Handling Responsibility

With increased independence comes more responsibility. You’ll learn time management, budgeting, and self-care. Balancing your academic commitments with personal life is key to a successful transition and will help build the skills you need for later life.

Hear from local students talking about their top tips for starting college:

Transition 2: Progressing to Higher Education (University)

Selecting the Right Course and University

Choosing your course and university is a major decision. Research thoroughly, considering factors like course content, location, and financial considerations. Make sure your choice aligns with your career aspirations. Visit the campus, find out about local facilities, choose accommodation that suits you best (if moving away from home) and take time to prepare yourself for the change to come.

Academic Rigor and Independence

University academics demand more independent study and research. Develop effective study techniques to manage your time and workload, and don’t hesitate to seek support from professors or academic advisors. In the first few weeks, get to know your timetable, study periods, libraries and online resources. Try to find a routine that works for you so you can stay on track and meet deadlines. You’ll need to be really organised so make lots of notes and invest in a good student diary!

Adjusting to a New Environment

Moving away from home can be challenging. Managing finances, homesickness, and the demands of university life all require adjustment. Reach out to support services on campus and connect with other students experiencing similar challenges. It’s natural to feel a bit lonely at first, but everyone has to branch out sometime and you’ll soon find living independently has lots of advantages too. Keep in touch with family and friends from back home and arrange regular catch ups to keep your calendar full in the first term with lots to look forward to.

Exploring Personal Growth

University is a time for personal growth. Embrace a growth mindset by viewing challenges as opportunities for learning and improvement. Be resilient in the face of setbacks. Remember that you’re adjusting to adult life for possibly the first time by yourself. It’s a big deal, so recognise the steps you’re taking and enjoy the key milestones you achieve along the way.

Coping with Change Strategies for Both Transitions

Stay Informed: Keep yourself informed about application deadlines, entry requirements, and support services available at your institution. Knowledge is your ally in navigating change and there’s always somewhere you can go to for help.

Seek Guidance: Seek advice from teachers, career counselors, or older students who’ve been through these transitions. They can provide invaluable insights and mentorship. There’s pastoral services and student helplines at college and uni, plus a range of confidential online support too if you need it. Remember you’re not the only one who’s been through this.

Stay Connected: Maintain connections with friends and family from your previous educational stages. Their support can be a lifeline during times of change and keep you grounded whilst you manage the change to your new environment.

Stay Positive: Remember, change is a part of life, and every transition brings opportunities for growth and self-discovery. Maintain a positive outlook, and believe in your ability to succeed.

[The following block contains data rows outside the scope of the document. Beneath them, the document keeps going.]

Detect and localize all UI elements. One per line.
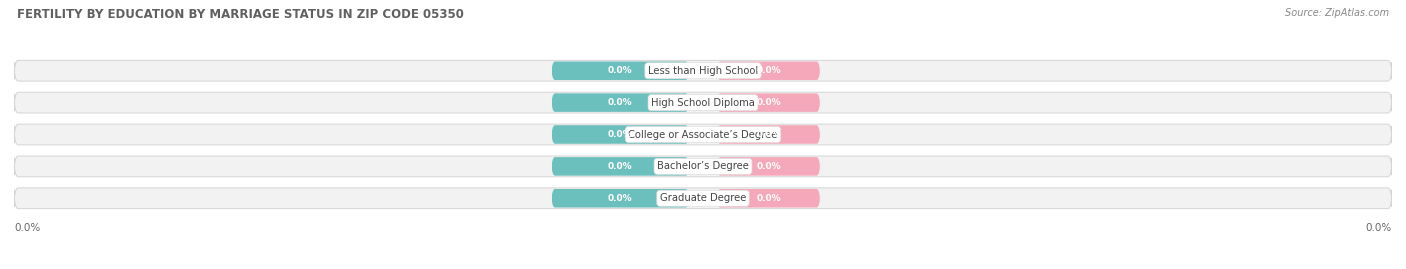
- Text: High School Diploma: High School Diploma: [651, 98, 755, 108]
- FancyBboxPatch shape: [14, 156, 1392, 177]
- FancyBboxPatch shape: [551, 189, 689, 207]
- FancyBboxPatch shape: [717, 93, 820, 112]
- Text: Graduate Degree: Graduate Degree: [659, 193, 747, 203]
- Text: 0.0%: 0.0%: [756, 66, 780, 75]
- Text: Source: ZipAtlas.com: Source: ZipAtlas.com: [1285, 8, 1389, 18]
- Text: 0.0%: 0.0%: [607, 66, 633, 75]
- Text: 0.0%: 0.0%: [607, 130, 633, 139]
- Text: 0.0%: 0.0%: [756, 130, 780, 139]
- Text: 0.0%: 0.0%: [756, 162, 780, 171]
- Text: 0.0%: 0.0%: [14, 223, 41, 233]
- FancyBboxPatch shape: [14, 188, 1392, 209]
- Text: 0.0%: 0.0%: [607, 162, 633, 171]
- Text: 0.0%: 0.0%: [1365, 223, 1392, 233]
- FancyBboxPatch shape: [717, 189, 820, 207]
- FancyBboxPatch shape: [14, 92, 1392, 113]
- FancyBboxPatch shape: [551, 62, 689, 80]
- Text: 0.0%: 0.0%: [607, 194, 633, 203]
- Text: 0.0%: 0.0%: [607, 98, 633, 107]
- FancyBboxPatch shape: [14, 124, 1392, 145]
- FancyBboxPatch shape: [14, 60, 1392, 81]
- Text: 0.0%: 0.0%: [756, 98, 780, 107]
- FancyBboxPatch shape: [717, 157, 820, 176]
- FancyBboxPatch shape: [551, 93, 689, 112]
- Text: FERTILITY BY EDUCATION BY MARRIAGE STATUS IN ZIP CODE 05350: FERTILITY BY EDUCATION BY MARRIAGE STATU…: [17, 8, 464, 21]
- Text: Bachelor’s Degree: Bachelor’s Degree: [657, 161, 749, 171]
- FancyBboxPatch shape: [551, 125, 689, 144]
- FancyBboxPatch shape: [717, 62, 820, 80]
- Text: College or Associate’s Degree: College or Associate’s Degree: [628, 129, 778, 140]
- FancyBboxPatch shape: [551, 157, 689, 176]
- Text: Less than High School: Less than High School: [648, 66, 758, 76]
- FancyBboxPatch shape: [717, 125, 820, 144]
- Text: 0.0%: 0.0%: [756, 194, 780, 203]
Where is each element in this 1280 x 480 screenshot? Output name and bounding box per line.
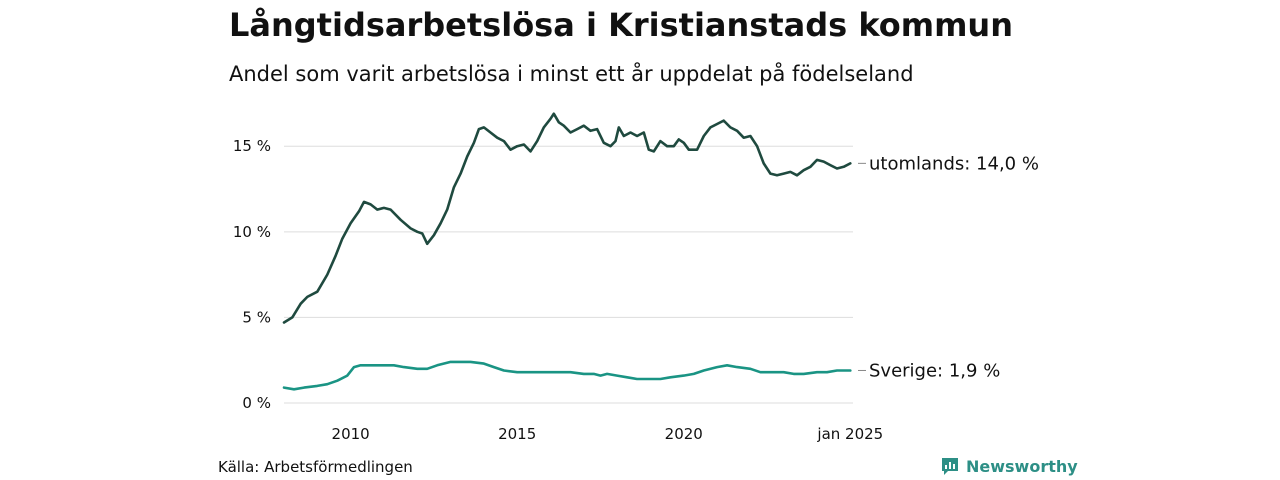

Transitioning to further education and higher education is an exciting journey filled with new experiences. By embracing change, building resilience, seeking support, making friends, and staying positive, you can not only survive coping with change but also thrive in your new educational environment. Embrace these transitions as opportunities for personal and academic growth, and you’ll set yourself up for success in college and university. Your future is bright, and these transitions are just the beginning of your incredible journey!